Catching breath
10 August 2012 | Port Moselle, Noumea, NC
It's a funny thing but a two-and-a-bit day voyage can often be more tiring than a week or ten days at sea - you get keyed up to leave so don't sleep well the night before, and two days isn't enough to get into a real sleep pattern overnight. So you often arrive feeling disproportionately tired - as did we - but the night we spent in Anse du Pilote coming up the lagoon was a real restorer, and we hit the ground running.
Sodemo, who run the marina here, have spent a bit on the infrastructure recently, with the new and very quick internet, and some improvements in the bathing and bathroom facilities. Shauna went to the Municipal Market this morning and picked up some lovely produce, including some nice local avocados and some very fresh herbs. But wow, the prices here are pretty hot - about the only good value in the market would be the tomatoes which are perfect at present.
You may remember we put up a photo of the Polynesian vaka next to us on the seawall in Port Vila.
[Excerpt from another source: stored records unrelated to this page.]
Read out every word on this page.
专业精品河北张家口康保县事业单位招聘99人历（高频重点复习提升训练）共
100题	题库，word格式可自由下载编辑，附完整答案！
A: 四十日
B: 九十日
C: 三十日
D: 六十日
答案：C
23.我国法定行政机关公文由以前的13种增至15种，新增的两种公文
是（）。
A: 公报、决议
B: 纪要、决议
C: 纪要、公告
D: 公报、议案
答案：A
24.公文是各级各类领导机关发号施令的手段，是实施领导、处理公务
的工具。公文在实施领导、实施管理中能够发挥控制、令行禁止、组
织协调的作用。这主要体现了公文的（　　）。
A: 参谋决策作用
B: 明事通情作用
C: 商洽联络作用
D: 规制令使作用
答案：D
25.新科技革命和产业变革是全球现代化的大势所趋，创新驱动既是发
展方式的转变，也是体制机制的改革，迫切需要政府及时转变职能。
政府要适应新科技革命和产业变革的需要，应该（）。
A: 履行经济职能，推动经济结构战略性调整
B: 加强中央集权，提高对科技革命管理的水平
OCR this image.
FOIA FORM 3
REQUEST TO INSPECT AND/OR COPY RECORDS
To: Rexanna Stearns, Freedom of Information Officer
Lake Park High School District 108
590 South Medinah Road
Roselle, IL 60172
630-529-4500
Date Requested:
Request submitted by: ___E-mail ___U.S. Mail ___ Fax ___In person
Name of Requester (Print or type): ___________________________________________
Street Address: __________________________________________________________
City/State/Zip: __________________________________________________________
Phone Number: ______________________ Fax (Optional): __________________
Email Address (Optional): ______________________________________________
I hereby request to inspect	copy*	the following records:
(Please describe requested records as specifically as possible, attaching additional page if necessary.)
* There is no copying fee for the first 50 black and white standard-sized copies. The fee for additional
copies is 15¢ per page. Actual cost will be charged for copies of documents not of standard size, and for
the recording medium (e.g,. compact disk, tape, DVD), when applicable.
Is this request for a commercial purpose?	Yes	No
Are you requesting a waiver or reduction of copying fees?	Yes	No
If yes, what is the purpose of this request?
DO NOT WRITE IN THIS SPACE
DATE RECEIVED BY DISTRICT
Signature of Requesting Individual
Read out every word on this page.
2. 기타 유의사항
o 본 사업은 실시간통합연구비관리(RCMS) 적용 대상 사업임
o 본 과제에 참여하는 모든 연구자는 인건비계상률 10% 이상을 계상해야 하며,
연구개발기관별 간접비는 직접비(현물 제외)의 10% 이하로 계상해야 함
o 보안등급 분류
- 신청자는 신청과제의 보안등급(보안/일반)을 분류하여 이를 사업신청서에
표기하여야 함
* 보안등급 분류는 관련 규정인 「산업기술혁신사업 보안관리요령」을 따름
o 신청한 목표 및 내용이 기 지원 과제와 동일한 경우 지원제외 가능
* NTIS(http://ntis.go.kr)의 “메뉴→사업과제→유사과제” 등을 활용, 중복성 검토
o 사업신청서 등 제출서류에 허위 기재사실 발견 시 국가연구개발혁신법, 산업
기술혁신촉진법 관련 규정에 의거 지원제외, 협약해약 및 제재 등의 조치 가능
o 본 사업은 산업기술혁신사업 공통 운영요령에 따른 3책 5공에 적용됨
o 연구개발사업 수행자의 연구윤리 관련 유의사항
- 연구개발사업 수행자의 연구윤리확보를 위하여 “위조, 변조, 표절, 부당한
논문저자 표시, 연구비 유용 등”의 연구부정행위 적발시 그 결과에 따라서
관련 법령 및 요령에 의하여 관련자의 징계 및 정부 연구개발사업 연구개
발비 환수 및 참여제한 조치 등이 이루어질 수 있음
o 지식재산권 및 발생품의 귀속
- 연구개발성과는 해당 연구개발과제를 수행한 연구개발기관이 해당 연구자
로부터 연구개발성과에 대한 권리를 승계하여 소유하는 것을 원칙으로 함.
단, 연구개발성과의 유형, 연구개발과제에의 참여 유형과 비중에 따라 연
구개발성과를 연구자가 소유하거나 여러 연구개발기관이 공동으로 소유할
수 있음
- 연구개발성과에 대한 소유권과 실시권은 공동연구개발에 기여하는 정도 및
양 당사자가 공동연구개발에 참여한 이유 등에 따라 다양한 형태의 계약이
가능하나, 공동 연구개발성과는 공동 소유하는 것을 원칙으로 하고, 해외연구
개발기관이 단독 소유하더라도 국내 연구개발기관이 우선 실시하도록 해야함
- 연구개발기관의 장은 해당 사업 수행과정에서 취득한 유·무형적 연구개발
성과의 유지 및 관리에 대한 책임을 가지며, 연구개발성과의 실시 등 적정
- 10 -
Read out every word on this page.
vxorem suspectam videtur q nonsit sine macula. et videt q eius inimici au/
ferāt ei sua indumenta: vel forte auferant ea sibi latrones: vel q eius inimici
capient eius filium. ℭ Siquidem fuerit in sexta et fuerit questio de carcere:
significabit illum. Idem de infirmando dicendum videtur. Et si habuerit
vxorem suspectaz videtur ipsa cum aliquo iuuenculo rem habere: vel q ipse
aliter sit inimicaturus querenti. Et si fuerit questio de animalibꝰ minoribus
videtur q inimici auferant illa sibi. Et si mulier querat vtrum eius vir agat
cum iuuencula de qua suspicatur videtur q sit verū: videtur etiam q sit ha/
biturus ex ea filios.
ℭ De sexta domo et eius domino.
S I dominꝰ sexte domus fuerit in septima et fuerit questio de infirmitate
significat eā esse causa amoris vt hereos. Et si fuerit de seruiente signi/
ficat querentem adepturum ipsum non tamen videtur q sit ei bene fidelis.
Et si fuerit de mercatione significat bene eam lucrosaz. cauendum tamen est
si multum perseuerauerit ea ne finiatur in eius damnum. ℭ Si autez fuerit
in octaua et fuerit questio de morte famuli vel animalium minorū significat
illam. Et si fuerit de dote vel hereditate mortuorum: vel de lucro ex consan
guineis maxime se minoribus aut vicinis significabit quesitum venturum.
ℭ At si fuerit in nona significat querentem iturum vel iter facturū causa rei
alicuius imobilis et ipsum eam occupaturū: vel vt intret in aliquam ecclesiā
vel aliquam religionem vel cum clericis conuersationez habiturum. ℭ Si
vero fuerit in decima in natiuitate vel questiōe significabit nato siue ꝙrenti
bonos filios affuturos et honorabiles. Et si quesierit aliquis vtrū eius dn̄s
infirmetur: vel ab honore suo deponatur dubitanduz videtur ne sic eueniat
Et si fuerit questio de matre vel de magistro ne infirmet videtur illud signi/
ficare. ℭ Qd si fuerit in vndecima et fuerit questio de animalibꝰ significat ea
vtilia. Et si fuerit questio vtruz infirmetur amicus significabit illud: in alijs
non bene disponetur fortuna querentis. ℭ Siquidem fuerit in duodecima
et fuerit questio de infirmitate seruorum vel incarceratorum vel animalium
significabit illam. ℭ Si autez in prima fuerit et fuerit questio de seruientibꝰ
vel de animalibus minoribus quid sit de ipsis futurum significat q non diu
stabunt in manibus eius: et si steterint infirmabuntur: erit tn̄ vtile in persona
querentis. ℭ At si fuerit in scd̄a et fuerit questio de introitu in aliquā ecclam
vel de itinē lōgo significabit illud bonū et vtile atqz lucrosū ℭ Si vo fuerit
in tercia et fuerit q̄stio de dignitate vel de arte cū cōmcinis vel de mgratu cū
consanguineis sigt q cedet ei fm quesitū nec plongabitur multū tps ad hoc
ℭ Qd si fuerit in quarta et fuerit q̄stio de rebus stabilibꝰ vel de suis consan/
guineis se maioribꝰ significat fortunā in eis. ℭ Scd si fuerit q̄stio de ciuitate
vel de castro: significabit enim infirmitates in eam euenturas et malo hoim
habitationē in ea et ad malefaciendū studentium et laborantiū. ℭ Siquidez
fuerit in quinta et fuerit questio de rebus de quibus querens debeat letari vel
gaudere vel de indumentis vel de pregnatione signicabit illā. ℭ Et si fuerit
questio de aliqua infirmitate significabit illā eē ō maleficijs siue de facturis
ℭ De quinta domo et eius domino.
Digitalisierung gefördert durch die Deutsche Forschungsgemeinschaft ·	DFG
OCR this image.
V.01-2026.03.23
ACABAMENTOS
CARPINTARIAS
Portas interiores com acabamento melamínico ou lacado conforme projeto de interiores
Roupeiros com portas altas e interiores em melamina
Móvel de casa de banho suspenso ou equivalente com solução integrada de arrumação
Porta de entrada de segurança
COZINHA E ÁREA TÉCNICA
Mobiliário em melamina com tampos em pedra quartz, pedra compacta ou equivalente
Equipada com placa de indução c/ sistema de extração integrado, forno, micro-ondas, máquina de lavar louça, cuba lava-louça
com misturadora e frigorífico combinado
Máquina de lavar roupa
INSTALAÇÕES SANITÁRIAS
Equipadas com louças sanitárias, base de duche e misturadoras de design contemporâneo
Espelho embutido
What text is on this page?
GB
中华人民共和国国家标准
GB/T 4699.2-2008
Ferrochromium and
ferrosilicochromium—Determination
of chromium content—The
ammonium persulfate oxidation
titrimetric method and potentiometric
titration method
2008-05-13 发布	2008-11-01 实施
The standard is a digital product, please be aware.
Well, this vessel ("Hine Moana") was the flagship of a fleet of seven identical vakas that are sailing the Pacific as a loose flotilla this year and last. They were commissioned by a wealthy German businessman who spends a lot of time in the Pacific. He had them designed after the style and construction of traditional Polynesian vakas, and selected a Swedish professional skipper to head the fleet as "admiral" and then had the admiral pick crews of young Polynesian and Melanesian youth to sail them around the Pacific. They were constructed in New Zealand and then sailed to San Francisco, from where they slowly toured the various island nations and colonies and dependencies of this part of the world. He wants to do a few things: to perpetuate the traditional Polynesian methods of navigation using stars, weather patterns and swell characteristics in place of modern satellite technology and the like; he wants to educate young Pacific youth in their past and heritage; and he wants to try to promote carbon-neutral voyaging, especially as a method of inter-island transport. The vakas are incredibly strong, very heavily constructed, and are technologically simple and robust.
Each vaka is manned by youth from a particular island or country, such as Cook Islands, except the admiral's vaka which has crew from many nations. Each of the boats has a backup laptop and electronic navigational system, which is prudent (and required by law in New Zealand) and also provides a way of demonstrating the accuracy of the traditional methods. Magnus, the Swedish skipper, tells us that the old hands who are doing the traditional navigating, are what he calls "incredibly accurate" - almost sextant-accurate in most cases!
The vakas have no fossil fuels and just two small electric engines for manoeuvring in close quarters (charged by four solar panels mounted on the stern of the boat). But they don't really even need those as the crew are very adept at using the steering oar (the Oe) as a sculling oar in harbour. We got to know the kids on "Hine Moana" well while we were in Port Vila, as we had internet and they all wanted to catch up on their Facebook and emails. They were incredibly courteous and respectful, and very thankful for our allowing them to use the laptop freely. We shared a few beers with them at the Waterfront and they joined the select group of people we meet who Shauna asks to put an entry in our Guest Book. We will remember our time with them very fondly for a long time to come.
Two of the other vakas were here in Noumea when we arrived and we got to know them a little, but they were off the day after we came in, to rendevous in New Zealand with the others for haulout and maintenance.
It's great to be back in the land of cheap-as-chips, top quality French wine and hundreds of varieties of lait cru and pasteurised European cheeses, with local specialities such as Cerf (local venison) sausages and cheap duck and other French delights. But it is again sad to see the contrast between the cheerful, uncomplicated optimism, sobriety, and contentment of the Ni Van people in Vanuatu on one hand, and the edgy, resentful, barely-civil attitude of a lot of the urban youth here in Noumea on the other hand. There is obviously not a lot of work for them and it is discouraging to see them sucking on Jack Daniels and cheap vodka straight from the bottle at 10 in the morning. Whatever happens with the referendum on independence in 2014, whoever runs the place after that is going to have their hands full with some very deeply-ingrained problems.